To keep both pupils and staff safe, schools are having to spend money on ensuring they are COVID-secure – but how is the government supporting schools with these additional costs?
Government guidance says schools in England should implement a number of hygiene and safety measures to help stop the spread of COVID-19. These range from staggered class times to the deep-cleaning of buildings and access to hand sanitiser, but all of these additional measures come at a price.
A survey by the National Association of Head Teachers found that many schools have already incurred costs in the period to September, including:
- Two-thirds of schools had paid additional staff costs for cleaning.
- Half of schools were purchasing or renting hand-washing stations.
- Almost all had purchased additional cleaning supplies.
- Around 85% had purchased signage, tape or barriers.
These costs came to an average of £9,990 per school, based on the 1,821 responses received. However, schools also estimate a £16,000 loss of income from sources such as renting rooms or after-school clubs. On top of this, research from the National Foundation for Educational Research (NFER) estimates that the longer-term costs for this academic year could end up being far higher. So, how is the government planning to support schools with all these extra costs?

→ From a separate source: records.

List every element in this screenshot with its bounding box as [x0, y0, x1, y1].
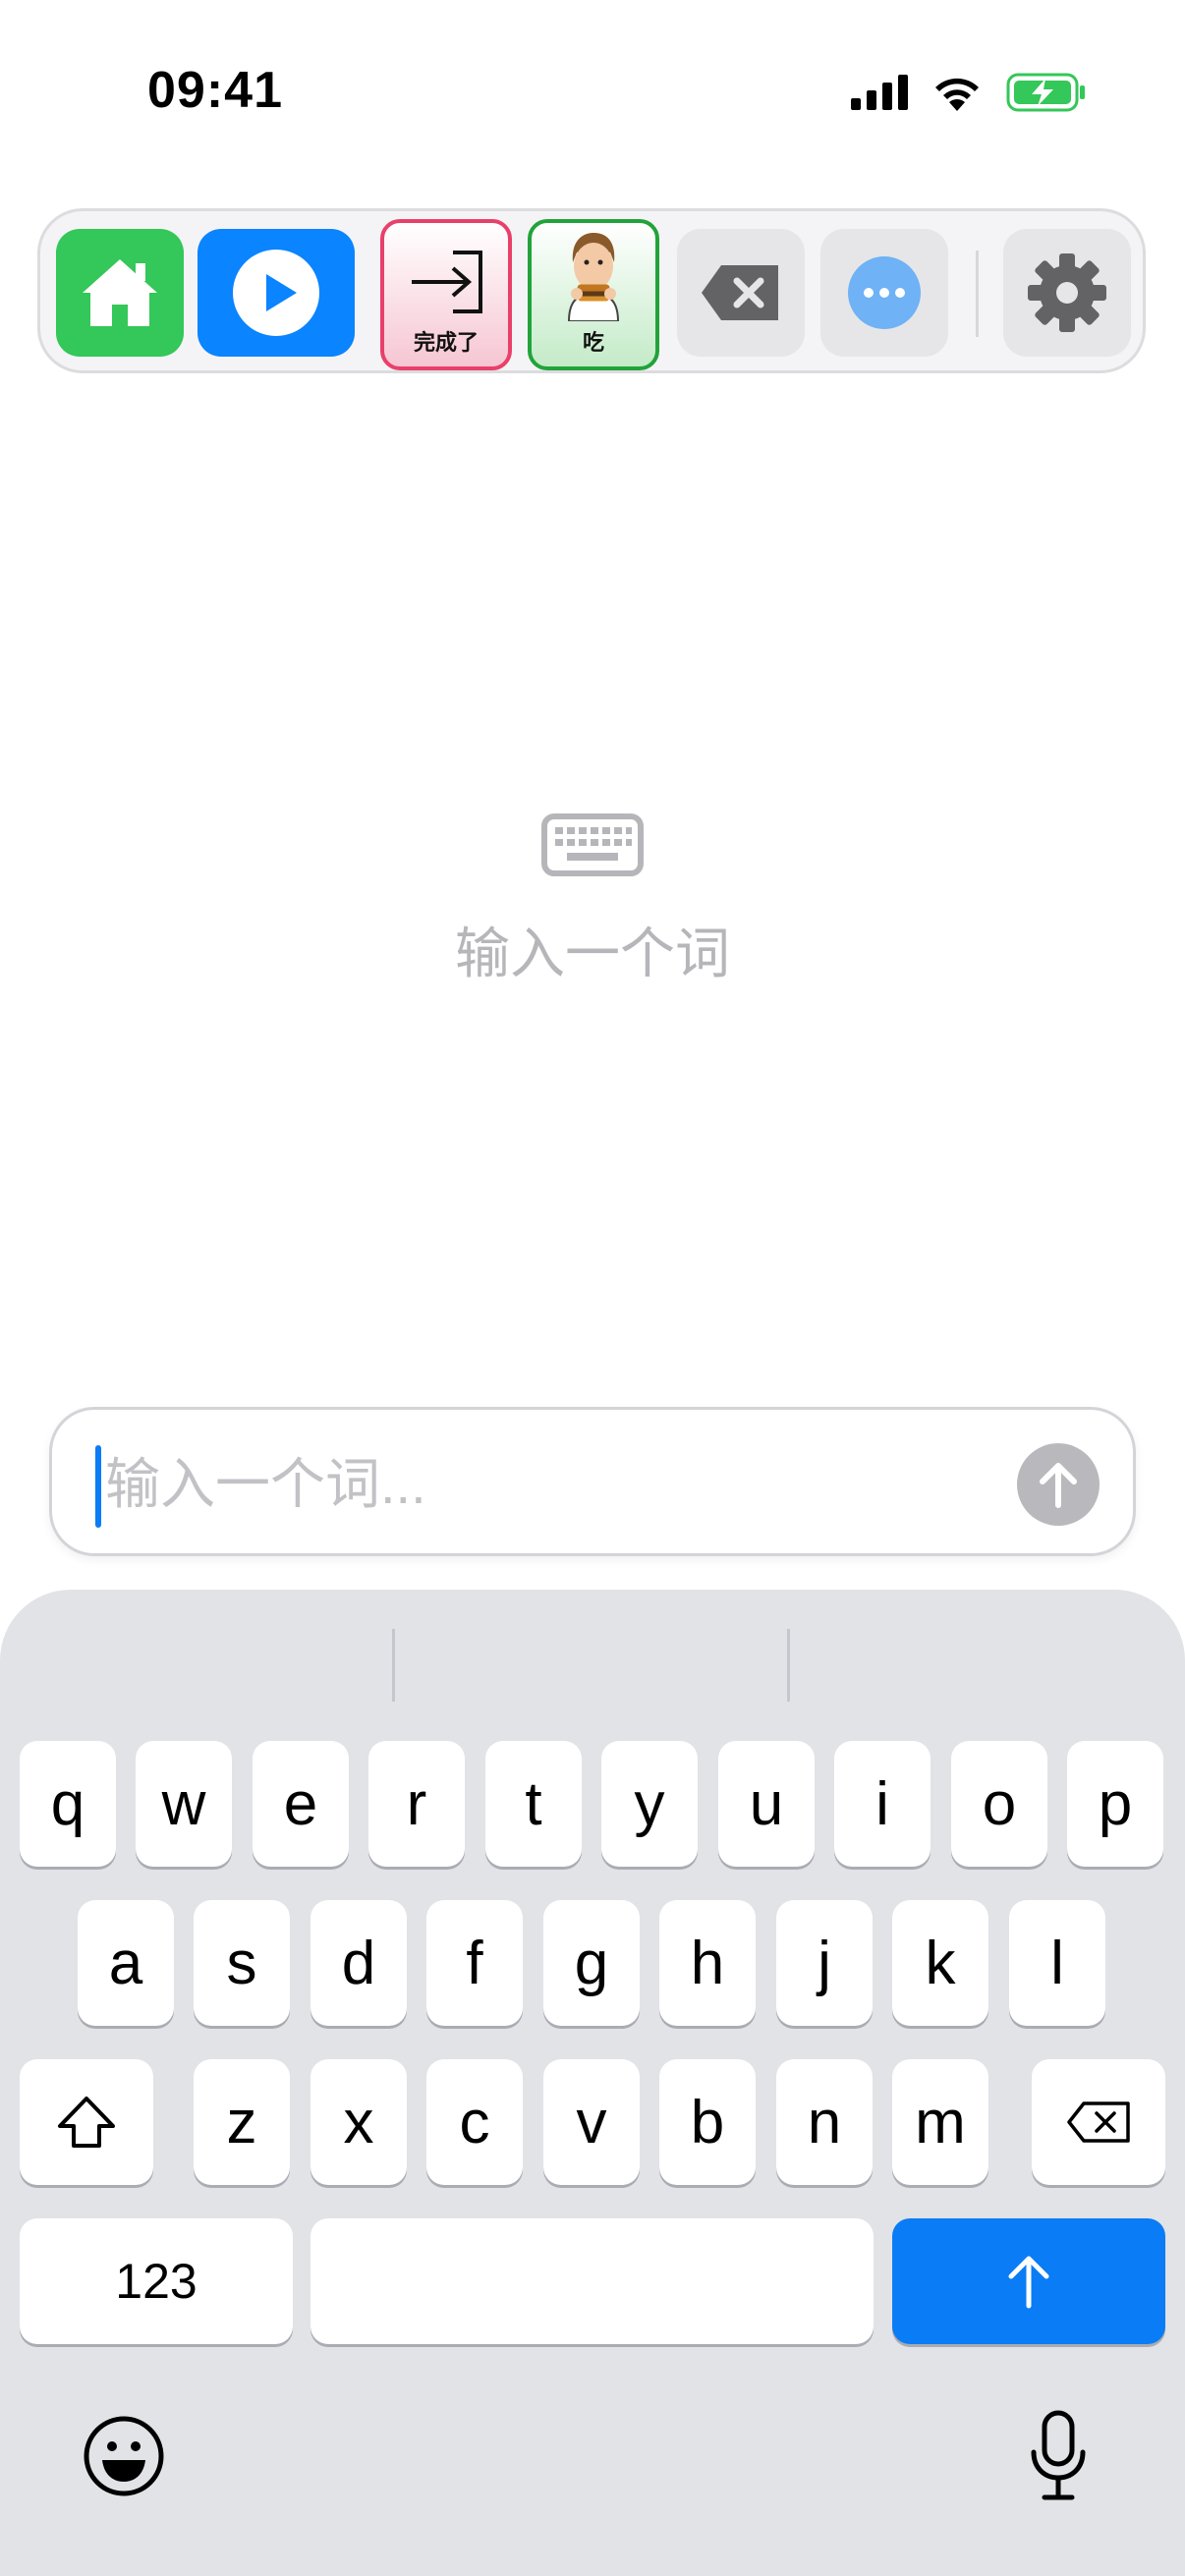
- key-v[interactable]: v: [543, 2059, 640, 2185]
- backspace-key[interactable]: [1032, 2059, 1165, 2185]
- keyboard-icon: [541, 813, 644, 881]
- key-z[interactable]: z: [194, 2059, 290, 2185]
- key-x[interactable]: x: [310, 2059, 407, 2185]
- dictation-button[interactable]: [1028, 2409, 1089, 2508]
- shift-key[interactable]: [20, 2059, 153, 2185]
- wifi-icon: [935, 78, 979, 111]
- key-y[interactable]: y: [601, 1741, 698, 1867]
- battery-charging-icon: [1006, 73, 1085, 112]
- symbol-card-eat[interactable]: 吃: [528, 219, 659, 370]
- key-k[interactable]: k: [892, 1900, 988, 2026]
- arrow-up-icon: [1008, 2256, 1049, 2309]
- key-c[interactable]: c: [426, 2059, 523, 2185]
- suggestion-divider: [787, 1629, 790, 1702]
- emoji-icon: [84, 2416, 164, 2496]
- key-a[interactable]: a: [78, 1900, 174, 2026]
- play-button[interactable]: [198, 229, 355, 357]
- key-s[interactable]: s: [194, 1900, 290, 2026]
- symbol-card-done[interactable]: 完成了: [380, 219, 512, 370]
- key-e[interactable]: e: [253, 1741, 349, 1867]
- word-input[interactable]: [103, 1435, 991, 1532]
- key-j[interactable]: j: [776, 1900, 873, 2026]
- person-eating-burger-icon: [567, 233, 620, 321]
- suggestion-divider: [392, 1629, 395, 1702]
- symbol-card-label: 吃: [582, 330, 604, 355]
- key-d[interactable]: d: [310, 1900, 407, 2026]
- key-o[interactable]: o: [951, 1741, 1047, 1867]
- empty-state-text: 输入一个词: [455, 923, 730, 984]
- return-key[interactable]: [892, 2218, 1165, 2344]
- key-g[interactable]: g: [543, 1900, 640, 2026]
- space-key[interactable]: [310, 2218, 874, 2344]
- symbol-card-label: 完成了: [413, 330, 479, 355]
- microphone-icon: [1031, 2410, 1086, 2500]
- key-i[interactable]: i: [834, 1741, 931, 1867]
- shift-icon: [58, 2097, 115, 2148]
- numbers-key[interactable]: 123: [20, 2218, 293, 2344]
- arrow-into-bracket-icon: [412, 251, 482, 313]
- keyboard: q w e r t y u i o p a s d f g h j k l z …: [0, 1590, 1185, 2576]
- send-button[interactable]: [1017, 1443, 1100, 1526]
- emoji-button[interactable]: [83, 2415, 165, 2502]
- delete-left-icon: [1067, 2101, 1130, 2143]
- key-t[interactable]: t: [485, 1741, 582, 1867]
- gear-icon: [1028, 253, 1106, 332]
- delete-button[interactable]: [677, 229, 805, 357]
- delete-left-icon: [702, 265, 778, 320]
- key-b[interactable]: b: [659, 2059, 756, 2185]
- status-icons: [851, 65, 1087, 120]
- status-time: 09:41: [147, 62, 283, 119]
- key-f[interactable]: f: [426, 1900, 523, 2026]
- key-p[interactable]: p: [1067, 1741, 1163, 1867]
- key-q[interactable]: q: [20, 1741, 116, 1867]
- toolbar: 完成了 吃: [37, 208, 1146, 373]
- settings-button[interactable]: [1003, 229, 1131, 357]
- more-button[interactable]: [820, 229, 948, 357]
- cellular-signal-icon: [851, 75, 908, 110]
- home-icon: [83, 259, 157, 326]
- play-icon: [233, 250, 319, 336]
- key-w[interactable]: w: [136, 1741, 232, 1867]
- word-input-container: [49, 1407, 1136, 1556]
- toolbar-divider: [976, 251, 979, 337]
- key-n[interactable]: n: [776, 2059, 873, 2185]
- key-h[interactable]: h: [659, 1900, 756, 2026]
- key-l[interactable]: l: [1009, 1900, 1105, 2026]
- arrow-up-icon: [1040, 1463, 1077, 1508]
- text-caret: [95, 1445, 101, 1528]
- ellipsis-circle-icon: [848, 256, 921, 329]
- key-m[interactable]: m: [892, 2059, 988, 2185]
- home-button[interactable]: [56, 229, 184, 357]
- key-r[interactable]: r: [368, 1741, 465, 1867]
- key-u[interactable]: u: [718, 1741, 815, 1867]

The government has stated that schools will continue to receive their core funding allocations – as determined by the local authority for maintained schools, and through the general annual grant (GAG) for academies – for the 2020 – 21 financial year (April 2020 to March 2021 for maintained schools and through to August 2021 for academies and non-maintained special schools). This will happen regardless of any periods of partial or complete closure, and will ensure schools can continue to pay staff, and meet other regular financial commitments, as we move through these extraordinary times.
Local authorities will also continue to receive their high needs budgets and should continue to pay top-up, and other high needs, funding to schools. This will ensure that the employment and payment of staff supporting pupils with special educational needs and disabilities (SEND) can continue.
Similarly, where schools pay top-up, or other funding, for pupils attending alternative provision (AP), or pay for other SEND or AP services, the government expects these payments to continue so that teachers and other staff can be paid in accordance with their existing employment contracts.
Any additional funding is not intended to cover any additional costs relating to changes in SEND provision organised by local authorities for individual children and young people with education, health and care plans.
There will be instances where schools face additional costs as a result of the COVID-19 outbreak and will not be able to cover these from their existing resources. In these instances, schools can get funding for additional costs; the eligible items are those which the government judges necessary to allow schools to provide appropriate support to those children attending school during a period of partial closure. Funding is available to schools that are unable to meet such additional costs from their existing resources, or which they could only meet by drawing down reserves and undermining their long-term financial sustainability.
Schools are not eligible to make a claim against this fund if they expect to add to their existing historic surpluses in their current financial year (September 2019 to August 2020 for academies and April 2020 to March 2021 for maintained schools). This means schools cannot claim if they began their current financial year with an accumulated historic surplus and expect to increase that surplus this year and so finish the year with a higher level of reserves than they started with.
Schools are eligible for reimbursement where the additional costs associated with COVID-19 would:
- result in a school having to use historic surpluses;
- increase the size of a historic deficit;
- prevent the planned repayment of a historic deficit.
The government are asking schools to make the necessary payments from their existing budgets and record these in line with local finance policies. See guidance on claiming exceptional costs associated with COVID-19 for instructions on how to submit a claim.
The government will make payments – direct to academies, or to local authorities to pass onto their schools – to reimburse schools for costs they apply for, up to the given funding limits . It is possible to claim for:
Increased premises related costs , including utilities and resources needed to keep the school open, such as hygiene services, associated with keeping schools open during the Easter and/or summer half term holidays for vulnerable children and the children of critical workers, over and above the costs that schools would have faced in other circumstances.
Support for free school meals for eligible children who are not attending school, where those costs are not covered by the national voucher scheme – this covers:
- costs to schools arising before the introduction of the national voucher scheme;
- costs where schools are providing free meals to children for whom the national voucher scheme is inappropriate – for example, because there are no participating supermarkets locally, or schools are providing meals directly. Schools can only claim through this fund for free school meals provided over Easter and summer half term holidays, where it was required because local supermarkets were not yet part of the national scheme.
Additional cleaning required due to confirmed, or suspected, COVID-19 cases, in line with COVID-19: cleaning of non-healthcare settings, over and above the cost of existing cleaning arrangements.
With budgets having to stretch more than ever, it is imperative that schools access the additional payments they are eligible for – a little much-needed support them in these challenging times.